For long-running operations:

from rich.progress import track

def process_fasta_file(filepath: Path):
    """Process FASTA file with progress bar."""
    sequences = read_fasta(filepath)

    if HAS_RICH:
        results = []
        for name, seq in track(sequences, description="Processing..."):
            gc_val = gc_content(seq)
            results.append((name, seq, gc_val))
        return results
    else:
        # Plain version
        results = []
        for name, seq in sequences:
            gc_val = gc_content(seq)
            results.append((name, seq, gc_val))
            print(f"Processed {name}")
        return results

🎨 Rich Color Reference

Common color names: - red, green, blue, yellow, cyan, magenta - bright_red, bright_green, etc.

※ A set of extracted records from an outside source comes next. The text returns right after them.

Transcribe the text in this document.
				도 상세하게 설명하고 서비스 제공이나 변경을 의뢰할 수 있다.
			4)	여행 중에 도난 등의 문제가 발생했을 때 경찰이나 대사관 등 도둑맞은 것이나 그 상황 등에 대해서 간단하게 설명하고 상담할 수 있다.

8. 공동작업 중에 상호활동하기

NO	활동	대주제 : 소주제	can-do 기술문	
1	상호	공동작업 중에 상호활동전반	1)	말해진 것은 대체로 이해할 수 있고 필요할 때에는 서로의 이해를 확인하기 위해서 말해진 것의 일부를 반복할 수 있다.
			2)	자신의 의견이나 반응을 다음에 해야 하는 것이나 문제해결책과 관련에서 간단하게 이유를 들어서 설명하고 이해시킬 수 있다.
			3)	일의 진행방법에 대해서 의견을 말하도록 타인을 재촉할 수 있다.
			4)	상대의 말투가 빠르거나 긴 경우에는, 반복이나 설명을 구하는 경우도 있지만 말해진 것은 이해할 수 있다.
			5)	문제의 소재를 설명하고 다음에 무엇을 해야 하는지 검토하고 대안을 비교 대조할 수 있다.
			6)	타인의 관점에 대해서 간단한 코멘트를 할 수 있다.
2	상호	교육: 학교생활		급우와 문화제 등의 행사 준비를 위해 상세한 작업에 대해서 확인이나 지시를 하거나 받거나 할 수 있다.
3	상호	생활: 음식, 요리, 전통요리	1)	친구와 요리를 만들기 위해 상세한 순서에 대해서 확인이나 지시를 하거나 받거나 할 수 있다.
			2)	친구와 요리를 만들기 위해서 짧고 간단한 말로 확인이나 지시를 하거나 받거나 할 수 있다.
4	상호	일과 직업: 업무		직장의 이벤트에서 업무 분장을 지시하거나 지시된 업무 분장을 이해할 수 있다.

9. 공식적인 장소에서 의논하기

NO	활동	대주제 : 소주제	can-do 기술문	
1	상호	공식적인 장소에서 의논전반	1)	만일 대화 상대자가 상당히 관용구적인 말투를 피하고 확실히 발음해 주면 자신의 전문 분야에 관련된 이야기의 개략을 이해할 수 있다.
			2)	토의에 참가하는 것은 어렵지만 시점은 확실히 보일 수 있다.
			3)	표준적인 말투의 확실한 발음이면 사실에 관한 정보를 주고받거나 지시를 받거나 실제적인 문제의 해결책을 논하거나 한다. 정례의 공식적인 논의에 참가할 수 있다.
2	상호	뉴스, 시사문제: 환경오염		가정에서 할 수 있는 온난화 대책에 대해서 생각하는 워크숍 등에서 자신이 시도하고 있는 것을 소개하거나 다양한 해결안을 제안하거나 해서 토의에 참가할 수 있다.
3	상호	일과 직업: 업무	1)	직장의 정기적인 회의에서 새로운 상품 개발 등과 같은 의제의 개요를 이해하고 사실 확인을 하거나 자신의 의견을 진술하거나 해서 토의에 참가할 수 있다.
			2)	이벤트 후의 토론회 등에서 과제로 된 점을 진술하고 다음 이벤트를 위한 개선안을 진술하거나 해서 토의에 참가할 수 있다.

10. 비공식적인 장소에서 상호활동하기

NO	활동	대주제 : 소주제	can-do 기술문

Text styles: - [bold]text[/bold] - Bold - [dim]text[/dim] - Dimmed - [italic]text[/italic] - Italic - [underline]text[/underline] - Underlined

Combinations:

console.print("[bold red]Error![/bold red]")
console.print("[green]✓[/green] [dim]Success[/dim]")

📋 Best Practices

1. Always Provide Fallbacks

# ✅ Good - works with or without rich
if HAS_RICH:
    console.print("[green]Success[/green]")
else:
    print("Success")

# ❌ Bad - crashes without rich
console.print("[green]Success[/green]")  # NameError if not installed

2. Don't Overuse Colors

# ✅ Good - colors have meaning
print_error("File not found")  # Red
print_success("Done!")         # Green

# ❌ Bad - rainbow soup
console.print("[red]The[/red] [blue]quick[/blue] [green]brown[/green]...")

3. Respect NO_COLOR Environment Variable

Rich automatically respects the NO_COLOR environment variable. Users can disable colors:

NO_COLOR=1 kir-pydemo gc-content ATGC

4. Test Without Rich

Always test that your CLI works without rich installed:

# Create a test environment without rich
python -m venv test-env
source test-env/bin/activate
pip install -e .  # Without [cli-extras]

# Should still work, just without colors
kir-pydemo gc-content ATGC

🚀 Real-World Examples

Other popular tools using rich:

  • Poetry - Python dependency management
  • Typer - CLI framework (built on rich)
  • HTTPie - HTTP client
  • Pre-commit - Git hooks framework

📚 Further Reading

✅ Summary

Adding rich to your CLI:

  1. Add as optional dependency - [project.optional-dependencies]
  2. Check if available - try/except ImportError
  3. Provide fallbacks - Plain text when rich isn't installed
  4. Use colors meaningfully - Red for errors, green for success
  5. Keep it simple - Don't overdo it

Remember: A CLI should work perfectly without rich - colors are a nice enhancement, not a requirement!